Where'd You Go, Bernadette
As per its title, Where’d You Go, Bernadette is better at asking questions than delivering answers. It’s a strange film, with A-list performers and a sensitive director producing a work that feels maudlin and messy, little more than some TV movie trifle.
Bernadette Fox (Cate Blanchett) is a curmudgeonly neighbor, derisive of everyone and everything in her Seattle neighborhood. A former star architect, she’s essentially cooped up in her massive home, a project in need of much work and a mirror for her emotional well-being. Her husband Elgin (Billy Crudup) is a TED-talking tech genius, and her bright-eyed daughter Bee (Emma Nelson) is Bernadette’s most prized creation. Bernadette has an irascible relationship with high-strung neighbor Audrey (Kristen Wiig), evidence of a longstanding trait of antisocial behavior that goes back decades to when she was forced to abandon a major project.
A slew of other ace actors – Judy Greer, James Urbaniak, Laurence Fishburne, Steve Zahn, and Zoë Chao to name a few – all navigate Bernadette’s broad swings of mood. The film has sidebars about identity theft and trips to Antarctica, mudslides and other mayhem, but none of it coalesces into a coherent narrative.
After the fact, I dug up a synopsis for the award-winning book the movie is based on, and it’s clear why that darker, more emotionally raw novel would have achieved its bestselling success. Translating it to the screen has neutered a great deal of the story, making things like the acceptance into boarding school, or the whimsy of multi-millionaires, feel both out of touch and distancing. It’s hard to sympathize with people who can pick up the phone to solve most of their problems but simply refuse to do so. The ability to jump on First Class flights to the other side of the planet at the last minute also makes worries about their banking problems feel trite.
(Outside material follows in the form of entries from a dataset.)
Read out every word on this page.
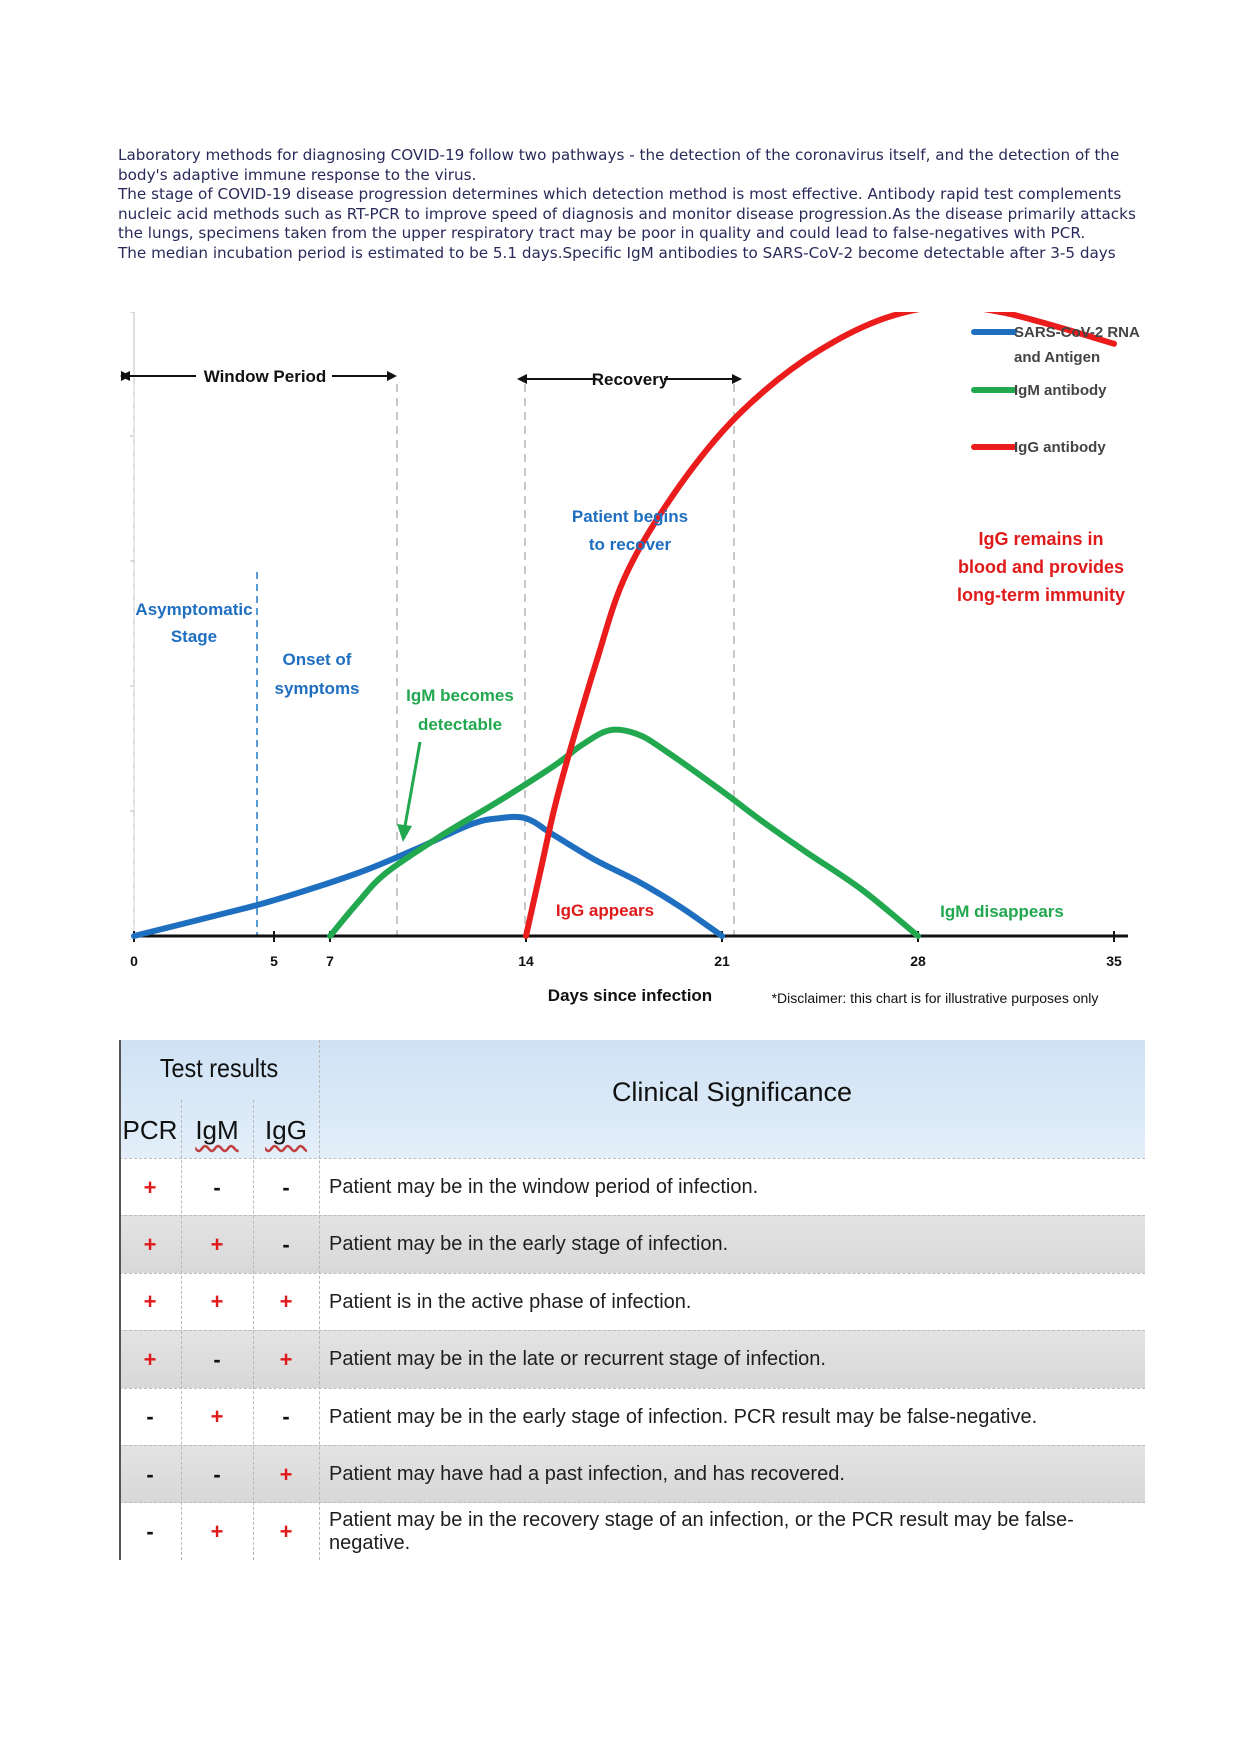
Laboratory methods for diagnosing COVID-19 follow two pathways - the detection of the coronavirus itself, and the detection of the body's adaptive immune response to the virus.

The stage of COVID-19 disease progression determines which detection method is most effective. Antibody rapid test complements nucleic acid methods such as RT-PCR to improve speed of diagnosis and monitor disease progression.As the disease primarily attacks the lungs, specimens taken from the upper respiratory tract may be poor in quality and could lead to false-negatives with PCR.

The median incubation period is estimated to be 5.1 days.Specific IgM antibodies to SARS-CoV-2 become detectable after 3-5 days

0	5	7	14	21	28	35
Days since infection
Window Period	Recovery
Asymptomatic
Stage
Onset of
symptoms	IgM becomes
detectable
Patient begins
to recover	IgG remains in
blood and provides
long-term immunity
IgG appears	IgM disappears
*Disclaimer: this chart is for illustrative purposes only
SARS-CoV-2 RNA
and Antigen
IgM antibody
IgG antibody
Test results
PCR IgM	IgG
Clinical Significance
+	-	-	Patient may be in the window period of infection.
+	+	-	Patient may be in the early stage of infection.
+	+	+	Patient is in the active phase of infection.
+	-	+	Patient may be in the late or recurrent stage of infection.
-	+	-	Patient may be in the early stage of infection. PCR result may be false-negative.
-	-	+	Patient may have had a past infection, and has recovered.
-	+	+	Patient may be in the recovery stage of an infection, or the PCR result may be false-negative.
This is the kind of meandering movie where you’re annoyed at little things that stand out. Elgin’s an employee of Microsoft, living in Seattle, yet the film has enough Cupertino tech to fill an Apple Store, right down to the pink Beats headphones. It’s a small flub, but it makes one question just why the story’s set in Seattle in the first place. Why does the movie have such a disconnected relationship to the setting, other than the need for somber and rain-soaked views?
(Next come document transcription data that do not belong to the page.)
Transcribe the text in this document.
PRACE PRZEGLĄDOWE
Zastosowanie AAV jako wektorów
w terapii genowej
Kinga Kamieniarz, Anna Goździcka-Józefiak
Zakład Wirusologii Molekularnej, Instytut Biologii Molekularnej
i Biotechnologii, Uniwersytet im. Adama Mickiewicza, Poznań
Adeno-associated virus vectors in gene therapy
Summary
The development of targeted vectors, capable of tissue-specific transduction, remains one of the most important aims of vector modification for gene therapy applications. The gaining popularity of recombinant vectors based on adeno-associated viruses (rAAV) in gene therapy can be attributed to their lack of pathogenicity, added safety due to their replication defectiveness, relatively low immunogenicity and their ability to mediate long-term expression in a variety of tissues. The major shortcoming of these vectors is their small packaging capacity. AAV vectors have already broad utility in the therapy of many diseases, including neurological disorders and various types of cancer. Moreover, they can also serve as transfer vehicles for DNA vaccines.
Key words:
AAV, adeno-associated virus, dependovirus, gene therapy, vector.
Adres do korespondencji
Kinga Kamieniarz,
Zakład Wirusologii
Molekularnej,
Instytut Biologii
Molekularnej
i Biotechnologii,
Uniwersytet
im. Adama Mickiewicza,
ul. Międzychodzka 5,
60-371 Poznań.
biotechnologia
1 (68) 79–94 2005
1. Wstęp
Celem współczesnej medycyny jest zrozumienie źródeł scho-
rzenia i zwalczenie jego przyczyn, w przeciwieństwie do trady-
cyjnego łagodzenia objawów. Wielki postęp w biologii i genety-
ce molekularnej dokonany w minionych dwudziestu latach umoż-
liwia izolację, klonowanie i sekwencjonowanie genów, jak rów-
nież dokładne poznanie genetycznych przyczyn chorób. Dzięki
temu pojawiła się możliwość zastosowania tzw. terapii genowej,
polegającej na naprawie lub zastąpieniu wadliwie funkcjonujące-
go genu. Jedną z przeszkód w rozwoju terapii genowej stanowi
Director Richard Linklater is rightly celebrated for his precise examinations of fully realized characters, but here it seems he’s over his head. Bernadette is too big for real life, cartoonishly so. Cate Blanchett’s Oscar-winning turn in Blue Jasmine was an even broader take on madness, but was directed with far more sympathy and elegance, and a razor sharp script to boot. The contrast is unfavorable, making this film feel as fake and awkward as the green-screen shots of Greenland subbing in for Antarctica.
The release date for Where’d You Go, Bernadette has been pushed back for well over a year, and it hasn’t aged in the barrel the way some may have wished. The film is almost astonishing in its pointlessness, a betrayal of some highly talented people who built a cinematic house with all the trimmings that collapses at the smallest touch.